How can Christian theologians say that God is perfectly merciful if he still punishes some people? Wouldn’t he be more perfectly merciful if he forgave everyone?
No. The word “perfect” can be taken in different senses. Sometimes it means “completely” or “in every case.” If this were the sense in which God were perfectly merciful, then he would forgive sins in every single case, thus forgiving everyone. But “perfect” has other meanings–for example, it can also mean “in the best way.”
Suppose a person needs $25 to get out of trouble, and he comes to me for help. I know that if I give him the $25 he will get out of trouble, learn his lesson, and all will be well. I also know that if I give him more than $25 he will not learn his lesson but will use the extra money to go out and get in trouble again. How would we regard the act of giving him $25 versus a larger sum?
Assuming I do not owe him any money, giving either amount would be an act of generosity, but which act would be the more perfect example of generosity? From one perspective we might reason that giving the higher amount would be more generous and thus more completely or “perfectly” generous. From another perspective we might reason that by giving the lower amount I would be helping him more and thus would be more perfectly generous (generous in a better way).
This gives us an insight into the nature of virtue. To do something virtuously is not just to do it in a higher degree, but in a better way.
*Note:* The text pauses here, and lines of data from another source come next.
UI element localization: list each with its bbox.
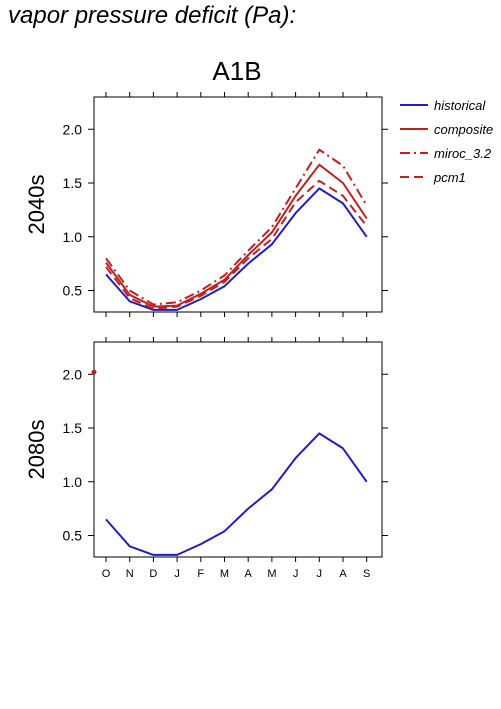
legend-label: historical [434,98,486,113]
y-tick-label: 1.5 [63,175,83,191]
x-tick-label: D [149,568,157,580]
chart-title: A1B [212,56,261,86]
x-tick-label: N [126,568,134,580]
plot-frame [93,341,383,558]
x-tick-label: F [197,568,204,580]
legend-label: pcm1 [433,170,466,185]
x-tick-label: M [220,568,229,580]
series-line-historical [105,432,368,556]
x-tick-label: A [339,568,347,580]
x-tick-label: O [102,568,111,580]
x-tick-label: M [267,568,276,580]
series-line-pcm1 [105,179,368,310]
y-tick-label: 1.5 [63,420,83,436]
series-line-miroc_3.2 [105,148,368,306]
page-title: vapor pressure deficit (Pa): [8,2,297,29]
legend-label: composite [434,122,493,137]
legend-label: miroc_3.2 [434,146,492,161]
panel-label: 2040s [24,175,49,235]
chart-legend: historical composite miroc_3.2 pcm1 [400,98,493,185]
series-line-composite [105,163,368,308]
x-tick-label: J [174,568,180,580]
plot-frame [93,96,383,313]
chart-panels: 0.5 1.0 1.5 2.0 2040s 0.5 1.0 1.5 2.0 O N D J F M A M J J A… [24,92,388,580]
panel-2040s: 0.5 1.0 1.5 2.0 2040s [24,92,388,317]
data-marker [91,369,97,375]
y-tick-label: 2.0 [63,121,83,137]
x-tick-label: J [293,568,299,580]
x-tick-label: S [363,568,370,580]
x-tick-label: J [317,568,323,580]
y-tick-label: 1.0 [63,474,83,490]
y-tick-label: 1.0 [63,229,83,245]
panel-2080s: 0.5 1.0 1.5 2.0 O N D J F M A M J J A S 2080s [24,337,388,580]
series-line-historical [105,187,368,311]
panel-label: 2080s [24,420,49,480]
y-tick-label: 2.0 [63,366,83,382]
x-tick-label: A [245,568,253,580]
y-tick-label: 0.5 [63,528,83,544]
y-tick-label: 0.5 [63,283,83,299]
God is perfectly merciful in that he perfectly displays the virtue of mercy. This means that he is merciful to the right people, at the right time, to the right degree, with the right motive, and in the right circumstances. But some people and some circumstances are not the right ones. It is not appropriate to forgive a person’s sins when he is defiant and unrepentant. It may be appropriate to continue trying to lead him to repentance, but it is not fitting for him to be forgiven even before he has admitted he was wrong.
God is perfectly merciful in the sense that he is merciful in the best way, not in the sense that he forgives every single sin people commit. Some sins (those of which people have not repented) are not appropriate to forgive, so God’s mercy is the very thing that prevents him from forgiving them.